American Kobe-style beef replaces the real thing
The glossy black cows and calves grazing on Yamamoto's gently rolling hills look like any other beef cows. It's hard to tell the full-blood Wagyu cattle apart from Angus cows that Yamamoto uses for crossbreeding.
He started with a small herd, 88 cows and 10 bulls, bought from a Japanese rancher. The rancher, Shogo Takeda, had flown them to the U.S. so he could sell embryos and calves more easily to Australia, another country where Kobe-style beef is flourishing.
Yamamoto wound up buying the entire herd in 1999; Takeda still advises him and visits his ranch, which is about 55 miles southeast of Dallas.
Yamamoto, a Japanese American, is not a typical rancher. He's a professional bass fisherman with a thriving custom lure business. He drives around his ranches with a chihuahua nestled in his lap.
While cattlemen can be private about their operations, Yamamoto chats freely — confiding, for example, that the whole thing began because he was looking for a property tax break that comes with grazing livestock or planting trees.
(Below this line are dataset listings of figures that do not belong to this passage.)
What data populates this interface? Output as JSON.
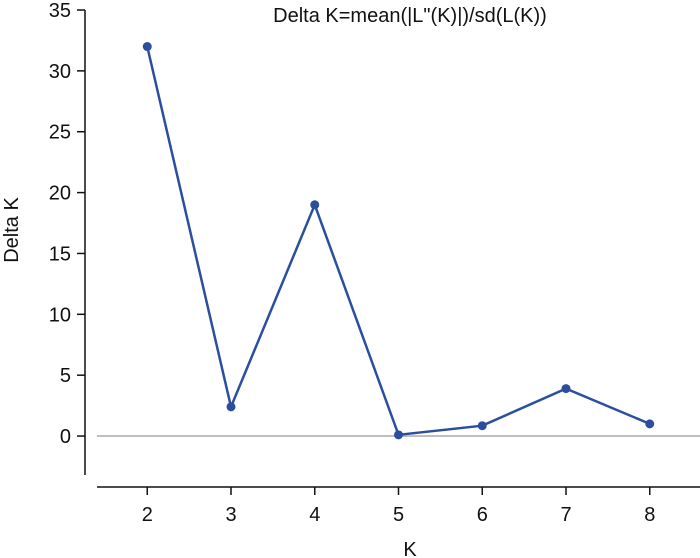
{
  "chart_data": {
    "type": "line",
    "title": "Delta K=mean(|L\"(K)|)/sd(L(K))",
    "x_label": "K",
    "y_label": "Delta K",
    "x": [
      2,
      3,
      4,
      5,
      6,
      7,
      8
    ],
    "series": [
      {
        "name": "Delta K",
        "color": "#2b4f9e",
        "values": [
          32,
          2.4,
          19,
          0.1,
          0.85,
          3.9,
          1.0
        ]
      }
    ],
    "xlim": [
      1.4,
      8.6
    ],
    "xticks": [
      2,
      3,
      4,
      5,
      6,
      7,
      8
    ],
    "ylim": [
      -3.2,
      35
    ],
    "yticks": [
      0,
      5,
      10,
      15,
      20,
      25,
      30,
      35
    ],
    "reference_line": 0,
    "grid": false
  }
}
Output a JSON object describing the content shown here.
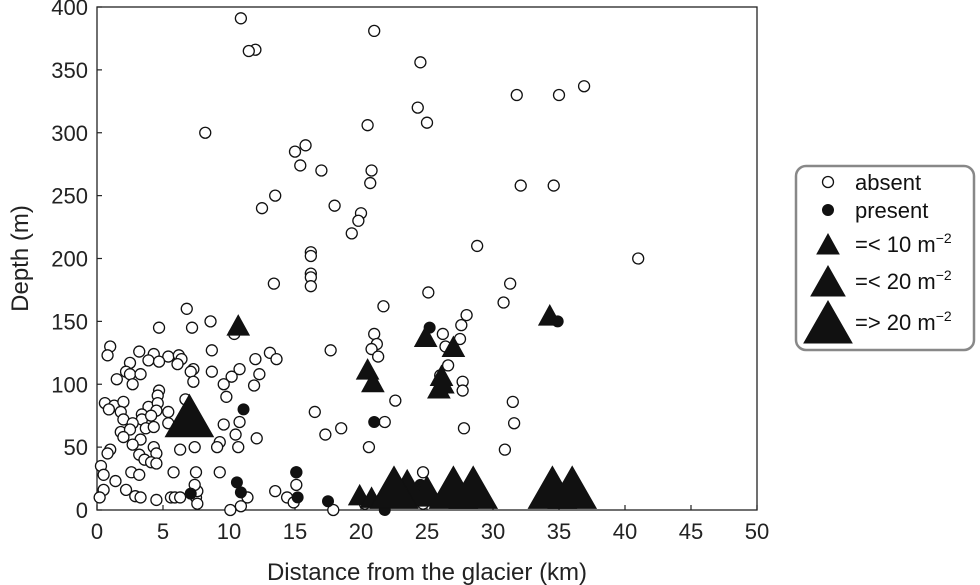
{
  "chart_data": {
    "type": "scatter",
    "xlabel": "Distance from the glacier (km)",
    "ylabel": "Depth (m)",
    "xlim": [
      0,
      50
    ],
    "ylim": [
      0,
      400
    ],
    "xticks": [
      "0",
      "5",
      "10",
      "15",
      "20",
      "25",
      "30",
      "35",
      "40",
      "45",
      "50"
    ],
    "yticks": [
      "0",
      "50",
      "100",
      "150",
      "200",
      "250",
      "300",
      "350",
      "400"
    ],
    "grid": false,
    "legend_position": "right",
    "legend": [
      {
        "label": "absent",
        "marker": "open-circle"
      },
      {
        "label": "present",
        "marker": "filled-circle"
      },
      {
        "label": "=< 10 m",
        "superscript": "−2",
        "marker": "small-triangle"
      },
      {
        "label": "=< 20 m",
        "superscript": "−2",
        "marker": "medium-triangle"
      },
      {
        "label": "=> 20 m",
        "superscript": "−2",
        "marker": "large-triangle"
      }
    ],
    "series": [
      {
        "name": "absent",
        "marker": "open-circle",
        "points": [
          [
            10.9,
            391
          ],
          [
            21,
            381
          ],
          [
            12,
            366
          ],
          [
            11.5,
            365
          ],
          [
            24.5,
            356
          ],
          [
            36.9,
            337
          ],
          [
            31.8,
            330
          ],
          [
            35,
            330
          ],
          [
            24.3,
            320
          ],
          [
            25,
            308
          ],
          [
            20.5,
            306
          ],
          [
            8.2,
            300
          ],
          [
            15.8,
            290
          ],
          [
            15,
            285
          ],
          [
            15.4,
            274
          ],
          [
            17,
            270
          ],
          [
            20.8,
            270
          ],
          [
            20.7,
            260
          ],
          [
            32.1,
            258
          ],
          [
            34.6,
            258
          ],
          [
            13.5,
            250
          ],
          [
            18,
            242
          ],
          [
            12.5,
            240
          ],
          [
            20,
            236
          ],
          [
            19.8,
            230
          ],
          [
            19.3,
            220
          ],
          [
            28.8,
            210
          ],
          [
            16.2,
            205
          ],
          [
            16.2,
            202
          ],
          [
            41,
            200
          ],
          [
            16.2,
            188
          ],
          [
            16.2,
            185
          ],
          [
            13.4,
            180
          ],
          [
            16.2,
            178
          ],
          [
            31.3,
            180
          ],
          [
            25.1,
            173
          ],
          [
            30.8,
            165
          ],
          [
            21.7,
            162
          ],
          [
            6.8,
            160
          ],
          [
            28,
            155
          ],
          [
            8.6,
            150
          ],
          [
            27.6,
            147
          ],
          [
            4.7,
            145
          ],
          [
            7.2,
            145
          ],
          [
            21,
            140
          ],
          [
            10.4,
            140
          ],
          [
            26.2,
            140
          ],
          [
            27.5,
            136
          ],
          [
            21.2,
            132
          ],
          [
            1,
            130
          ],
          [
            26.4,
            130
          ],
          [
            20.8,
            128
          ],
          [
            8.7,
            127
          ],
          [
            17.7,
            127
          ],
          [
            3.2,
            126
          ],
          [
            4.3,
            124
          ],
          [
            5.4,
            122
          ],
          [
            13.1,
            125
          ],
          [
            0.8,
            123
          ],
          [
            21.3,
            122
          ],
          [
            6.2,
            123
          ],
          [
            6.4,
            120
          ],
          [
            13.6,
            120
          ],
          [
            12,
            120
          ],
          [
            3.9,
            119
          ],
          [
            4.7,
            118
          ],
          [
            2.5,
            117
          ],
          [
            6.1,
            116
          ],
          [
            7.3,
            112
          ],
          [
            7.1,
            110
          ],
          [
            8.7,
            110
          ],
          [
            10.8,
            112
          ],
          [
            2.2,
            110
          ],
          [
            2.5,
            108
          ],
          [
            3.3,
            108
          ],
          [
            10.2,
            106
          ],
          [
            26,
            107
          ],
          [
            12.3,
            108
          ],
          [
            26.6,
            115
          ],
          [
            1.5,
            104
          ],
          [
            7.3,
            102
          ],
          [
            11.9,
            99
          ],
          [
            27.7,
            102
          ],
          [
            2.7,
            100
          ],
          [
            9.6,
            100
          ],
          [
            4.7,
            95
          ],
          [
            27.7,
            95
          ],
          [
            4.6,
            91
          ],
          [
            9.8,
            90
          ],
          [
            22.6,
            87
          ],
          [
            31.5,
            86
          ],
          [
            6.7,
            88
          ],
          [
            0.6,
            85
          ],
          [
            1.3,
            83
          ],
          [
            2,
            86
          ],
          [
            3.9,
            82
          ],
          [
            4.6,
            85
          ],
          [
            0.9,
            80
          ],
          [
            1.8,
            78
          ],
          [
            4.5,
            79
          ],
          [
            5.4,
            78
          ],
          [
            16.5,
            78
          ],
          [
            3.4,
            76
          ],
          [
            3.4,
            72
          ],
          [
            4.1,
            75
          ],
          [
            2,
            72
          ],
          [
            2.7,
            69
          ],
          [
            3.7,
            65
          ],
          [
            5.4,
            69
          ],
          [
            9.6,
            68
          ],
          [
            10.8,
            70
          ],
          [
            31.6,
            69
          ],
          [
            1.8,
            62
          ],
          [
            2.5,
            64
          ],
          [
            4.3,
            66
          ],
          [
            6.3,
            64
          ],
          [
            27.8,
            65
          ],
          [
            18.5,
            65
          ],
          [
            21.8,
            70
          ],
          [
            17.3,
            60
          ],
          [
            10.5,
            60
          ],
          [
            2,
            58
          ],
          [
            3.3,
            56
          ],
          [
            12.1,
            57
          ],
          [
            2.7,
            52
          ],
          [
            4.3,
            50
          ],
          [
            9.3,
            54
          ],
          [
            9.1,
            50
          ],
          [
            4.5,
            45
          ],
          [
            1,
            48
          ],
          [
            6.3,
            48
          ],
          [
            7.4,
            50
          ],
          [
            10.7,
            50
          ],
          [
            3.2,
            44
          ],
          [
            3.6,
            40
          ],
          [
            4.1,
            38
          ],
          [
            0.8,
            45
          ],
          [
            4.5,
            37
          ],
          [
            30.9,
            48
          ],
          [
            20.6,
            50
          ],
          [
            0.3,
            35
          ],
          [
            0.5,
            28
          ],
          [
            2.6,
            30
          ],
          [
            3.2,
            28
          ],
          [
            5.8,
            30
          ],
          [
            7.5,
            30
          ],
          [
            9.3,
            30
          ],
          [
            15.1,
            30
          ],
          [
            24.7,
            30
          ],
          [
            1.4,
            23
          ],
          [
            2.2,
            16
          ],
          [
            0.5,
            16
          ],
          [
            0.2,
            10
          ],
          [
            2.9,
            11
          ],
          [
            3.3,
            10
          ],
          [
            5.6,
            10
          ],
          [
            5.9,
            10
          ],
          [
            7.5,
            10
          ],
          [
            7.6,
            15
          ],
          [
            7.4,
            20
          ],
          [
            4.5,
            8
          ],
          [
            6.3,
            10
          ],
          [
            7.6,
            5
          ],
          [
            11.4,
            10
          ],
          [
            13.5,
            15
          ],
          [
            14.4,
            10
          ],
          [
            15.1,
            20
          ],
          [
            14.9,
            6
          ],
          [
            17.9,
            0
          ],
          [
            10.1,
            0
          ],
          [
            10.9,
            3
          ],
          [
            20.3,
            5
          ],
          [
            22.7,
            10
          ],
          [
            24.5,
            10
          ],
          [
            23.4,
            12
          ],
          [
            24.7,
            5
          ]
        ]
      },
      {
        "name": "present",
        "marker": "filled-circle",
        "points": [
          [
            34.9,
            150
          ],
          [
            25.2,
            145
          ],
          [
            21,
            70
          ],
          [
            11.1,
            80
          ],
          [
            15.1,
            30
          ],
          [
            10.6,
            22
          ],
          [
            24.5,
            20
          ],
          [
            10.9,
            14
          ],
          [
            7.1,
            13
          ],
          [
            15.2,
            10
          ],
          [
            17.5,
            7
          ],
          [
            21.8,
            0
          ]
        ]
      },
      {
        "name": "=< 10 m",
        "superscript": "−2",
        "marker": "small-triangle",
        "points": [
          [
            10.7,
            147
          ],
          [
            34.3,
            155
          ],
          [
            24.9,
            138
          ],
          [
            27,
            130
          ],
          [
            20.5,
            112
          ],
          [
            20.9,
            102
          ],
          [
            26.1,
            107
          ],
          [
            26.2,
            101
          ],
          [
            25.9,
            97
          ],
          [
            19.9,
            12
          ],
          [
            20.8,
            10
          ],
          [
            22.4,
            12
          ],
          [
            24.4,
            12
          ]
        ]
      },
      {
        "name": "=< 20 m",
        "superscript": "−2",
        "marker": "medium-triangle",
        "points": [
          [
            23.5,
            20
          ],
          [
            25,
            15
          ]
        ]
      },
      {
        "name": "=> 20 m",
        "superscript": "−2",
        "marker": "large-triangle",
        "points": [
          [
            7,
            75
          ],
          [
            22.5,
            18
          ],
          [
            27,
            18
          ],
          [
            28.5,
            18
          ],
          [
            34.5,
            18
          ],
          [
            36,
            18
          ]
        ]
      }
    ]
  }
}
"Once I got into it and learned all the aspects — the health as well as the good taste, I was hooked," Yamamoto said.
Healthy beef? Healthy fatty beef? Absolutely, Yamamoto says — he helped fund research that backs up his claim. A Texas A&M University researcher, Stephen Smith, concluded that compared to American beef, Wagyu beef is much higher in unsaturated fat. It has high levels of oleic acid, the fatty acid in olive and canola oils that has been shown to lower bad LDL cholesterol.
"The health aspect of this animal is what should be the standard for the U.S. cattle herd," Yamamoto said. "If I can put these bulls on any breed and decrease the saturated fat, that would be the standard."
Another selling point for Kobe-style beef is that it's often raised without hormones or antibiotics.
Still, some ranchers think indulgence is the biggest selling point.
"Most Americans live with a cloud; they all know what is right and the way they should live their lives," said R.L. Freeborn, president of Oregon-based Kobe Beef America. "This is a fine dining experience. Something like a fine steak is really, really a joy to eat."
The U.S. banned Japanese beef after mad cow disease was discovered there in 2001. Officials ended the ban earlier this month, after Japan ended its own embargo on American beef.
However, the Japanese won't be sampling American Kobe-style beef, because it takes longer to raise than the 21-month age limit Japan has imposed on beef it imports from the United States.
There are no such limits on imports of Japanese Kobe beef. Still, U.S. ranchers have spent four years getting a foothold on the market.
"Just as California wines have taken off, I think you have very good cattlemen here in the U.S. that know how to raise cattle," Schneller said.